The Oregon House passed HB 2800 on Feb. 25, establishing a framework for defining Oregon’s share of the costs associated with replacing the aging and obsolete Interstate 5 bridge between Portland and Vancouver, Wash.

A sigh of relief could almost be heard as the House passed the bill, at least easing anxiety that Oregon would encounter ever-increasing costs and ultimately shoulder an unfair share of the cost in comparison to its partners — Washington state and the federal government.

We are grateful to report that the entire delegation of East County lawmakers in the House — Rep. Greg Matthews, D-Gresham, Rep. Chris Gorsek, D-Troutdale, and Rep. Mark Johnson, R-Hood River — voted for passage of HB 2800.

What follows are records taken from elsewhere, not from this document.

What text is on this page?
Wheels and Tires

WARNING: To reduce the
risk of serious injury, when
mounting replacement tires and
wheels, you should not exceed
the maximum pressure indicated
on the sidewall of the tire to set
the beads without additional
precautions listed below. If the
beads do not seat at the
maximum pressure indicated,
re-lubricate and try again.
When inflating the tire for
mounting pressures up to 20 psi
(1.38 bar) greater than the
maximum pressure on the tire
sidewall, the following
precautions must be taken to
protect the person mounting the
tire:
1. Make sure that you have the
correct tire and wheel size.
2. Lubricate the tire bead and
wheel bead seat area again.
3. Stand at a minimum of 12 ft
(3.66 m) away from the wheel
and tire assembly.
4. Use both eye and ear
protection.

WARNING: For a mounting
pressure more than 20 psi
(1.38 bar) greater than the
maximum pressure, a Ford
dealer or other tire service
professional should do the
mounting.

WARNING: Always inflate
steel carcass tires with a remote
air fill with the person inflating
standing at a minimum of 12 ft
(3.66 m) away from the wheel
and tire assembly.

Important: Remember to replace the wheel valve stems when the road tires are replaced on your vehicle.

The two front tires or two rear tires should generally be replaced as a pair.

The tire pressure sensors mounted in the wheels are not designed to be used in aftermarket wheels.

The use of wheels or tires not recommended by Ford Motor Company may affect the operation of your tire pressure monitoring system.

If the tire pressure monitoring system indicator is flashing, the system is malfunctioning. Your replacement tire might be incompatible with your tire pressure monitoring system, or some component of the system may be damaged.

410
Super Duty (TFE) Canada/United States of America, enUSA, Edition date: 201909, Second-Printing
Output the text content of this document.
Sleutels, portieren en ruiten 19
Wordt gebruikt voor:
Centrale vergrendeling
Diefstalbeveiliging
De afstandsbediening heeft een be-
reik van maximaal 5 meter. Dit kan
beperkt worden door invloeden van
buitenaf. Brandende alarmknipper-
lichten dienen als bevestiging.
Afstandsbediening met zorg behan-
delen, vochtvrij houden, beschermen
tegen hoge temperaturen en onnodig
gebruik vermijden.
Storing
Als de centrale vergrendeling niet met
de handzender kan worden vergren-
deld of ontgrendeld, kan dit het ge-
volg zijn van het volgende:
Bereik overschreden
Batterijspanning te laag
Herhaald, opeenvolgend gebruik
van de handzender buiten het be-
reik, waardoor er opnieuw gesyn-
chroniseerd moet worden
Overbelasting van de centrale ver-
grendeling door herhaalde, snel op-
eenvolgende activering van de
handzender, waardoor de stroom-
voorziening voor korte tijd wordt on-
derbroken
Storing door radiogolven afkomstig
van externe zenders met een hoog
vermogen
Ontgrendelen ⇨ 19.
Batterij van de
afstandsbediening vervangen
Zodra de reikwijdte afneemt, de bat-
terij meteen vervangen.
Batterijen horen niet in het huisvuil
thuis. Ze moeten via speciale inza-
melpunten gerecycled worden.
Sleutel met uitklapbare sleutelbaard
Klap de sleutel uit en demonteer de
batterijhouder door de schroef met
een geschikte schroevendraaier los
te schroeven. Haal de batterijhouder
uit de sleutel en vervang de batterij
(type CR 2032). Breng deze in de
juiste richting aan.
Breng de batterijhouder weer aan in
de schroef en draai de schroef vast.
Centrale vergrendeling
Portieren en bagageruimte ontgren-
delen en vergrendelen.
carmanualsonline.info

With passage of this legislation, Oregon lawmakers and the state’s citizenry can move ahead with finalizing plans for this project with clear expectations of the cost, and with escape routes in the event the cost becomes too onerous or unbalanced.

This is good news for all Oregonians. The Interstate 5 bridge is a vital link in the daily movement of goods, services and workers in the regional and state economy. Think of Interstate 5 as a major artery leading to the heart of Oregon’s economy. But the existing I-5 bridge is hindered by a blockage that slows that daily movement to a crawl.

The new Columbia River Crossing will improve the efficiency of regional transportation by keeping that artery flowing more smoothly.

With passage in the House, the bill already has received a warm welcome in the Senate. We hope for the signing of the legislation into law, and that it will be the encouragement needed to prod the project toward construction.

Sadly, while all of this took place in Salem, most of the Clackamas County commissioners were throwing a hissy fit over the Columbia River Crossing.

If you missed it, the Clackamas County Commission voted 3-2 for a special election on the possibility of tolling motorists on Interstate 205 to address concerns about the potential impacts to the county of the Columbia River Crossing. Of course, that was just silly political swagger that was almost as quickly withdrawn when it became clear that Clackamas County voters lack any authority to impose a toll on the federal highway system.

Of course, we would prefer that the Clackamas County Commission acknowledge the importance of the I-5 bridge to the regional economy, and pledge to work with regional, state and federal governments on a design of the Columbia River Crossing that well serves citizens on both sides of the river.